My own flash point with the series was with the second article, titled, “Warrior Parents” featuring a photo of Jonah Funk, one of Danny’s bunkmates from the Tikvah program at Camp Ramah, on the front page. Zarembo detailed much of the hard work Jonah’s mom, Stacie, has done to ensure that Jonah gets the help he needs, and then wrote, “But not all parents have the time and resources to fight the way Funk did. That contributes to striking disparities in how the services are distributed.”
He goes on to document that white children (with Asian children not far behind) with developmental disabilities receive significantly more state funding than do Latino and Black children. Instead of looking at the systematic reasons for this, which I will get to in just a minute, he seems to criticizing the White/Asian “warrior parents” for hogging up the scarce resources available at the state and school districts.
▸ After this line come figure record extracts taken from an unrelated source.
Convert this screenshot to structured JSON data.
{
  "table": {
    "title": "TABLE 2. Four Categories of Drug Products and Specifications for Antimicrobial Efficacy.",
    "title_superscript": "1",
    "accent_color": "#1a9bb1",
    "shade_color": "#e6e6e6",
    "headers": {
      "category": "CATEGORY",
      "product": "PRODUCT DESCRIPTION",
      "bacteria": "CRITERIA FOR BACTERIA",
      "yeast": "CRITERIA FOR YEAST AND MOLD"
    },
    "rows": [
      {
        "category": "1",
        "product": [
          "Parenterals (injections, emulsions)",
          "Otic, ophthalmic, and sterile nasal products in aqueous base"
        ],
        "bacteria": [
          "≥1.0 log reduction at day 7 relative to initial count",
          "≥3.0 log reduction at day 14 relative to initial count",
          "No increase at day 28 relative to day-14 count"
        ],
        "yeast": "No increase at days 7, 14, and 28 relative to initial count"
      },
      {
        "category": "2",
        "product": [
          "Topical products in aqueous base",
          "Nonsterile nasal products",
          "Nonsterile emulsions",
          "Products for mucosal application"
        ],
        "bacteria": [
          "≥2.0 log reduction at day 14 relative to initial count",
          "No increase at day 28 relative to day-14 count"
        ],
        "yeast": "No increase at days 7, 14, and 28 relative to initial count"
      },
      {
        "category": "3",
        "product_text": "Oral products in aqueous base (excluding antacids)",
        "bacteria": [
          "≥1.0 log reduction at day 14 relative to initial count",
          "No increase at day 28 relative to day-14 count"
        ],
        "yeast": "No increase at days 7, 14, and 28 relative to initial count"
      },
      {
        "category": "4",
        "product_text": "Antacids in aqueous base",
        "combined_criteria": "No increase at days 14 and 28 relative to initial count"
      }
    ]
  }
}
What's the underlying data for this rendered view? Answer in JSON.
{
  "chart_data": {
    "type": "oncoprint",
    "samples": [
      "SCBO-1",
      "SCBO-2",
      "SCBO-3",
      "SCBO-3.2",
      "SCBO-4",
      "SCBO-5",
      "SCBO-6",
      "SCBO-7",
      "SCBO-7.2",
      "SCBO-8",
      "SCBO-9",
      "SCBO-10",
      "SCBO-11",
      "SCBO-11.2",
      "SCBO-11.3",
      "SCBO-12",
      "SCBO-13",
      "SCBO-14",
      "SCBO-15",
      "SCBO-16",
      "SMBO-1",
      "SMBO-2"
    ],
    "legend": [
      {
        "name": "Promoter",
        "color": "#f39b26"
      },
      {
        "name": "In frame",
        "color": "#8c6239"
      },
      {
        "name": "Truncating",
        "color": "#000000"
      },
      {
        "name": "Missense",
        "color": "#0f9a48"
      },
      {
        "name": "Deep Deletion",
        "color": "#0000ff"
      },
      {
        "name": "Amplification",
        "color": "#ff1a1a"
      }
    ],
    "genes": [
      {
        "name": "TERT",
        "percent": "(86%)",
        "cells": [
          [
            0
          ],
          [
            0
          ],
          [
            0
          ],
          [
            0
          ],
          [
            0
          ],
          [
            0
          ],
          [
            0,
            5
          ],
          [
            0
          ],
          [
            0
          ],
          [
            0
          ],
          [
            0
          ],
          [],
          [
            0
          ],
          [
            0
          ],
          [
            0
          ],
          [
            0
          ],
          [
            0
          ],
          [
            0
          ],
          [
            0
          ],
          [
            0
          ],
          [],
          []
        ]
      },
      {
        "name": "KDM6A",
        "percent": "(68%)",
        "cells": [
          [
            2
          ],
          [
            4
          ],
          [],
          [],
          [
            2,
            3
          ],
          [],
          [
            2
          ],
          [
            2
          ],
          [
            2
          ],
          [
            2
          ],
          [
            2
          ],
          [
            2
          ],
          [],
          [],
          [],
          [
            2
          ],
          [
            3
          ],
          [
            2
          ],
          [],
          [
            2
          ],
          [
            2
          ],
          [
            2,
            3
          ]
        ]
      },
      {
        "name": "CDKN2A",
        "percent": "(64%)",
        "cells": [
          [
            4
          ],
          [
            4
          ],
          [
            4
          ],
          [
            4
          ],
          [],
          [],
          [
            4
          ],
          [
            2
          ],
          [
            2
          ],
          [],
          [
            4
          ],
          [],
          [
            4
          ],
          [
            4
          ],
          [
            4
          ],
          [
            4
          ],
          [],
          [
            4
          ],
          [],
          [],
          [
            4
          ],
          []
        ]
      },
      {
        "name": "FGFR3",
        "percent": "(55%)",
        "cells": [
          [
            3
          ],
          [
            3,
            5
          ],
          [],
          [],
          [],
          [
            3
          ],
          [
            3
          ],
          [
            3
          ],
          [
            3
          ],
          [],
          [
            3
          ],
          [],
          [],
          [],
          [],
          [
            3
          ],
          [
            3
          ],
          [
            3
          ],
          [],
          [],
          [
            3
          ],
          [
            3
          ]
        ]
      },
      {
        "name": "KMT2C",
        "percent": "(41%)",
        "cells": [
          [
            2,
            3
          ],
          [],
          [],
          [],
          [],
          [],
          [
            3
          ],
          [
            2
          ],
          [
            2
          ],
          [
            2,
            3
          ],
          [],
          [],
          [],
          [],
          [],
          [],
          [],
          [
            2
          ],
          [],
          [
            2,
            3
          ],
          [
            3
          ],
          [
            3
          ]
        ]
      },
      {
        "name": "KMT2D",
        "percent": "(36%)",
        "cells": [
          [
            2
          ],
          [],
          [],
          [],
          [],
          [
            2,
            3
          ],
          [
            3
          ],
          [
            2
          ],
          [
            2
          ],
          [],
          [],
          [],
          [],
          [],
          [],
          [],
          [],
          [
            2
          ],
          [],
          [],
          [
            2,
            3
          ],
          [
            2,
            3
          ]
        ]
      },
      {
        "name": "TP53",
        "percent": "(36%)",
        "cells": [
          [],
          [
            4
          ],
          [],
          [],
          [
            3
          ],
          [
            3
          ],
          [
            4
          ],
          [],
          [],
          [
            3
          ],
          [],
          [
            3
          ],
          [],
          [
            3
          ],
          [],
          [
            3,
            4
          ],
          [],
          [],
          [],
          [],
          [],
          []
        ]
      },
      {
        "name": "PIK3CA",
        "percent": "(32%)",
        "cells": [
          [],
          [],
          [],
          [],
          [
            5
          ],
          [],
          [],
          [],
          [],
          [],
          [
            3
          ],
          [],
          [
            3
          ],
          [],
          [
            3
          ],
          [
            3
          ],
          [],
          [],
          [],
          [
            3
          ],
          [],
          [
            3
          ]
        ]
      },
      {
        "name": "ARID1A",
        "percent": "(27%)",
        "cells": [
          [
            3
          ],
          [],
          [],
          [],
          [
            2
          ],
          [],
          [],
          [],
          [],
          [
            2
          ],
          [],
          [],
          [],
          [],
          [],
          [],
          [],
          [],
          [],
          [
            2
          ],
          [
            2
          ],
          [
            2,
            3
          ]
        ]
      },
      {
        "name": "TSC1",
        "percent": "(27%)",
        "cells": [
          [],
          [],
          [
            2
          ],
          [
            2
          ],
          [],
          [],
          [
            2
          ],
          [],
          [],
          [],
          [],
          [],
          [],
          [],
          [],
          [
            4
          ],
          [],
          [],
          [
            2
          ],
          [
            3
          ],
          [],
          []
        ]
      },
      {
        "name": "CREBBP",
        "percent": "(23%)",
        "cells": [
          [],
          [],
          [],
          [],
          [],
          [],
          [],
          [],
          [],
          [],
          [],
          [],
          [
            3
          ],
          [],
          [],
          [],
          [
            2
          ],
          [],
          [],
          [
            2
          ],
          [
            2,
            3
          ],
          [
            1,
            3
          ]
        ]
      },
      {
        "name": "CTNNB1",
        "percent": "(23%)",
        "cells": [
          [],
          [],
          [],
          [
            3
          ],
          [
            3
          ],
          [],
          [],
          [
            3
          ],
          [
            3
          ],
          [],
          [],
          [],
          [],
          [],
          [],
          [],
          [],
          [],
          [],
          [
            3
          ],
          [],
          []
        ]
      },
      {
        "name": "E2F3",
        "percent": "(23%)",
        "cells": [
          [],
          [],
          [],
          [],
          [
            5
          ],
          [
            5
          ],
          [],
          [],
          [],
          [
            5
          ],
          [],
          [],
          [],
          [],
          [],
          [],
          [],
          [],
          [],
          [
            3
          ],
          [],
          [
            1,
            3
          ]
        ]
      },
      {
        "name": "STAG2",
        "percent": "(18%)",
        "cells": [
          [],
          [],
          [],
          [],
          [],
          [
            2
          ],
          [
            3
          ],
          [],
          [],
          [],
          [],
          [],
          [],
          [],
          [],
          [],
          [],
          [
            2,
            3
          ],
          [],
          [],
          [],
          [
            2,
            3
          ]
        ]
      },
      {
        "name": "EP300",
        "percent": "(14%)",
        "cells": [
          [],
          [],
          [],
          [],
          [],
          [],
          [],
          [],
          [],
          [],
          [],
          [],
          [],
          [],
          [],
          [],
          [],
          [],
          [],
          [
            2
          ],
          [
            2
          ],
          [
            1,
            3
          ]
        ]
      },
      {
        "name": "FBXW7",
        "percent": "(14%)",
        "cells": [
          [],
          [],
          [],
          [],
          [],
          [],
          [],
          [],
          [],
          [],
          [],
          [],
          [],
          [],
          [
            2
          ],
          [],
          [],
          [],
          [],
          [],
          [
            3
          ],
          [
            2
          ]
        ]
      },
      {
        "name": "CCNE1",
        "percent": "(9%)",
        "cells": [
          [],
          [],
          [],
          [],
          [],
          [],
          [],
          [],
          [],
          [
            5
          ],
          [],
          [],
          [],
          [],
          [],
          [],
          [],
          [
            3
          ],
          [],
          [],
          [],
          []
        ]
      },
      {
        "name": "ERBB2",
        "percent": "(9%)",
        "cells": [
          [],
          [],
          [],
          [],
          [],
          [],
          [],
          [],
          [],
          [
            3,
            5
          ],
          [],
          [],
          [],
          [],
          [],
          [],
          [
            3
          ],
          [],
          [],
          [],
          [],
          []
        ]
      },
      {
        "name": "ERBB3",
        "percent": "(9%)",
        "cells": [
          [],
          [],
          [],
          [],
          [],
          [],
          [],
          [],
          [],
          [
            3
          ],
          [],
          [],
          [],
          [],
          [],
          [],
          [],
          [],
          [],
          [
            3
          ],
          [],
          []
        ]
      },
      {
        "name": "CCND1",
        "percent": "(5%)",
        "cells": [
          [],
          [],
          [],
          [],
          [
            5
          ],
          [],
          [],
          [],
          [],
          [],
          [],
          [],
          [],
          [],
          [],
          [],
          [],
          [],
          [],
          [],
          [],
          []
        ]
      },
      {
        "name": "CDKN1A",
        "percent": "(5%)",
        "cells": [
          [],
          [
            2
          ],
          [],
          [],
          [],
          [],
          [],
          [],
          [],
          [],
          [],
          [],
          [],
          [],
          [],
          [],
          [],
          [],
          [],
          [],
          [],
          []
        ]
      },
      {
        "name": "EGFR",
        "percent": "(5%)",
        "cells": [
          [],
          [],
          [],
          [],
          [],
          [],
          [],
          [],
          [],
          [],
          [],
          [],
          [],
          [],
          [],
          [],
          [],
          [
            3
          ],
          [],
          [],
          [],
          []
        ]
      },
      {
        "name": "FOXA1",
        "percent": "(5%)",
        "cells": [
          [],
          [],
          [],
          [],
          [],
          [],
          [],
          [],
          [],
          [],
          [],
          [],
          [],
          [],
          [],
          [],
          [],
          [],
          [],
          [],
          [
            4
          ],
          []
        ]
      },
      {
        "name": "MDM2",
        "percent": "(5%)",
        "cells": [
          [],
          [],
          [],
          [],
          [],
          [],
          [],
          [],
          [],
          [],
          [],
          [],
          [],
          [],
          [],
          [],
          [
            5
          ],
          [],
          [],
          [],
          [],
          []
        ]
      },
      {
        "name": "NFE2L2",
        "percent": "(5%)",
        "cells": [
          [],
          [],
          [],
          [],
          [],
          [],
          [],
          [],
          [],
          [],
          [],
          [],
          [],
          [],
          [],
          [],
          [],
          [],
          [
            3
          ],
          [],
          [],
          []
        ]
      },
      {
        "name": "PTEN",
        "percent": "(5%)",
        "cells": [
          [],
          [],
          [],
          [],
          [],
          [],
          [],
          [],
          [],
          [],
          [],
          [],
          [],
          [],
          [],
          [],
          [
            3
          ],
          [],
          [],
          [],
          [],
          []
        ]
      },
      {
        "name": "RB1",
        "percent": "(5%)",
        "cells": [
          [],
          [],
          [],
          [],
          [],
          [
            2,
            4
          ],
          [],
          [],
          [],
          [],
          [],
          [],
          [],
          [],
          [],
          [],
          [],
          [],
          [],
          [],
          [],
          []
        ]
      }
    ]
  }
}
Here’s the thing: each person who is eligible for Regional Center services paid for largely by the state is assigned a Service Coordinator (their titles have changed over the years but they basically function similar to a social worker). This Service Coordinator is charged with helping each family develop an individual plan, and in some cases, funding the services, such as social skills, respite and various other therapies/programs. Why aren’t the Service Coordinators doing more (with encouragement and support from their management) to help educate and empower those Latino and Black parents? Shouldn’t we be trying to bring everyone up to an optimal level of functioning instead of bringing the system down to the lowest possible level?
For parents who are educated and understand how to navigate the system, the Service Coordinators function as more of liaison than a case manager. Here’s my recommendation – create two parallel systems, one for parents who can “self-advocate” and they can be given vouchers, based on their children’s level of need that can be “cashed in” with any pre-vetted vendor, with all reporting done on-line.
The second system would be for parents who need more guidance and support, with intensive hands-on case management from the Service Coordinators.
There’s already been a successful pilot of the first model called, “Self-Directed Service” for adults with developmental disabilities at the East Los Angeles Regional Center, in partnership with Area Board X and it shows great promise.
One last thought – the timing of this series couldn’t be worse, as Gov. Brown announced on Tuesday that the state budget “trigger” cuts of $1billion will impact heavily persons with developmental disabilities including a 20% across-the-board reduction for in-home service hours. We can only hope that the LA Times will devote the same number of column inches to the consequences of those cuts as they have to this series.